I think my favorite thing about Lemmy is that it feels like Reddit used to. Less negativity, more engaged users (I think). I know it will be fun to watch Reddit die, but if I put spite aside what I’m really mad at Reddit about is more about what Reddit became and maybe part of that is when the general internet user started going to Reddit and it became less like the small community it was years ago. Feel free to disagree or share an argument 😉
It is WEIRD how much I feel like I’ve been here before.
My first days on the internet were around the time that both email lists, and IRC chat, were popular. IRC chat was a bit more centralized than this perhaps in management, but in many ways the concepts were similar: multiple servers, interlinked, and if the admin of one server had a problem with the admin of another, they could delink from each other.
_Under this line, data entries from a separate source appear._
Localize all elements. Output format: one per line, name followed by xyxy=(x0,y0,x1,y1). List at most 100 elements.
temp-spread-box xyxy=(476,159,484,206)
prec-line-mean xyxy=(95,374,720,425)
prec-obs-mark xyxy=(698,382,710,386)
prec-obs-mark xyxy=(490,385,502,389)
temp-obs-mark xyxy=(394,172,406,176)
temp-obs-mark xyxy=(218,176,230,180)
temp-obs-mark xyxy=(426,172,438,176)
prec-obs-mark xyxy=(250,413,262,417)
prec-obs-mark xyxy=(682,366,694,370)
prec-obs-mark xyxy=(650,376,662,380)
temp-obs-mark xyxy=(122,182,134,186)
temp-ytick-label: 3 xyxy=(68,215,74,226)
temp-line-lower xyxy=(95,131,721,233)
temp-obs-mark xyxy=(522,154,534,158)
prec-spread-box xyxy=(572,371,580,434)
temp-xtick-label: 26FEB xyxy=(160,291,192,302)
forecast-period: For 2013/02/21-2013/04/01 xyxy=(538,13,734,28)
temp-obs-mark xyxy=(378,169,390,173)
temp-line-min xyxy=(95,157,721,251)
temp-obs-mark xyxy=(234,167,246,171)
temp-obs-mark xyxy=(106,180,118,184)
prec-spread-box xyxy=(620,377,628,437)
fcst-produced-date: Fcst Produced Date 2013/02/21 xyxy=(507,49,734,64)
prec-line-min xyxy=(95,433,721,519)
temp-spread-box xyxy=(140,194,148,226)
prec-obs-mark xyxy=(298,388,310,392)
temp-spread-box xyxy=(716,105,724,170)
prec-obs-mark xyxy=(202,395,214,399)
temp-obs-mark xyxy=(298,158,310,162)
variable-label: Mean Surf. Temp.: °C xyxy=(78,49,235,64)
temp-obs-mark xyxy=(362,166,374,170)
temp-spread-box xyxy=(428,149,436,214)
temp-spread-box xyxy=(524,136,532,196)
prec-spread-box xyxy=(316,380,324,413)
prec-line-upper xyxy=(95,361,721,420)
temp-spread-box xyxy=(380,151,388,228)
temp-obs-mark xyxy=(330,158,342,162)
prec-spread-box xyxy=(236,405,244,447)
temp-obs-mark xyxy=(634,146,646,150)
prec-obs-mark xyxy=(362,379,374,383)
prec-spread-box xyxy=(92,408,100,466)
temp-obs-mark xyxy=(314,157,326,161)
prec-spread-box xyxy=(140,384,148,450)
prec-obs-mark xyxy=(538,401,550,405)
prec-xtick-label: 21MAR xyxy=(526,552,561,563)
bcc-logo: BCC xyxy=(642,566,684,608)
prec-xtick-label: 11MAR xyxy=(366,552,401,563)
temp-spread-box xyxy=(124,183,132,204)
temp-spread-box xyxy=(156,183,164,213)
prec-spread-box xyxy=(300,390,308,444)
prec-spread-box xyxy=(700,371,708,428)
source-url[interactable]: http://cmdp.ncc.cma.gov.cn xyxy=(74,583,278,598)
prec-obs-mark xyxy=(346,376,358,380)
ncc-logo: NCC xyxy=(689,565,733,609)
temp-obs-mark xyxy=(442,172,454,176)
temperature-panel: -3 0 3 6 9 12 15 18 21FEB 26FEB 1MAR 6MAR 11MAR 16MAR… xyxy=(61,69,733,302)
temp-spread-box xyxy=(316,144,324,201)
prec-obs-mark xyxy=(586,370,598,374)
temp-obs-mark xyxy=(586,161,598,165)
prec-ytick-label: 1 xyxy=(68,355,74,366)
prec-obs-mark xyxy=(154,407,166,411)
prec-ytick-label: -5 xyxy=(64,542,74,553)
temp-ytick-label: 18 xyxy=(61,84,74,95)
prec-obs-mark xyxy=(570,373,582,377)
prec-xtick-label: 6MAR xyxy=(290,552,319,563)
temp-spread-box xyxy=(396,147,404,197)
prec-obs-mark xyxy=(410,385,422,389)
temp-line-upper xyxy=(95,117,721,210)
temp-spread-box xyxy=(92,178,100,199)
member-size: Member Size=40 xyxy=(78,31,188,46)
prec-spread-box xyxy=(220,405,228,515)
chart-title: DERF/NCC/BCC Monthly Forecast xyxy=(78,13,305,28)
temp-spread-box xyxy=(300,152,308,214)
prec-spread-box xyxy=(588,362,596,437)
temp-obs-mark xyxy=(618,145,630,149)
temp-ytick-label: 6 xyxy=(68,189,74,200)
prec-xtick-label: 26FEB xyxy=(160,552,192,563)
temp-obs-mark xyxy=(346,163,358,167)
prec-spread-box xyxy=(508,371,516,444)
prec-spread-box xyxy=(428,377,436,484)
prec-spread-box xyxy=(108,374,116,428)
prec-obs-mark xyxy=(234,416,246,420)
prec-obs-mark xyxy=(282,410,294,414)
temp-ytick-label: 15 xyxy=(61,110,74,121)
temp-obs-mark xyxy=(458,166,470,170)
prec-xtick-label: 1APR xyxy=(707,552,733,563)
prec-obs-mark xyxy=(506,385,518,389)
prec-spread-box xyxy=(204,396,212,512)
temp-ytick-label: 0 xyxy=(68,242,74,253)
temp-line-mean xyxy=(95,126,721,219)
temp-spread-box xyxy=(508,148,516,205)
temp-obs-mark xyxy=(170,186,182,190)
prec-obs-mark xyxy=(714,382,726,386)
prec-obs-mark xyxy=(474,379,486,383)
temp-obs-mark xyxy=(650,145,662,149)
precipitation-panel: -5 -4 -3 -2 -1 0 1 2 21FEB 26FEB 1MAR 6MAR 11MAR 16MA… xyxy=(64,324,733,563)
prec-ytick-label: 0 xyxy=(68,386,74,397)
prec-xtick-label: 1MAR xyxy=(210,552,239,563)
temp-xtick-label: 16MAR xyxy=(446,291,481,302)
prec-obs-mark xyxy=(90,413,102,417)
IRC, a protocol that was popular 30 years ago and has been largely dead for at least 10, was basically the OG fediverse of instant messaging.
Anyways, there’s a massive amount of promise with this. It’s more or less what Reddit was originally meant to be: Each team fully in charge of their own subreddit, and Reddit admins only there to make sure that each subreddit played nice with each other subreddit. In a fediverse context, it’s almost exactly the same, except the responsibility for cutting off subreddits that don’t play nice lies with the managers of each “subreddit” (instance).
I realize that instances are not magazines and so on, and this analogy has technologically weak comparisons, but I think the principle works.
I do think that we will start to see communities getting their own hosted instances. A light novel/manga I read has an entire instance devoted to communities about the series, and I’ve seen some chatter in the selfhosted community about making an instance for selfhosted/datahoarders/FOSS in general, though we’ll see if that actually pans out.
I really like the model of a community of communities being in containerized into one shared, dedicated instance.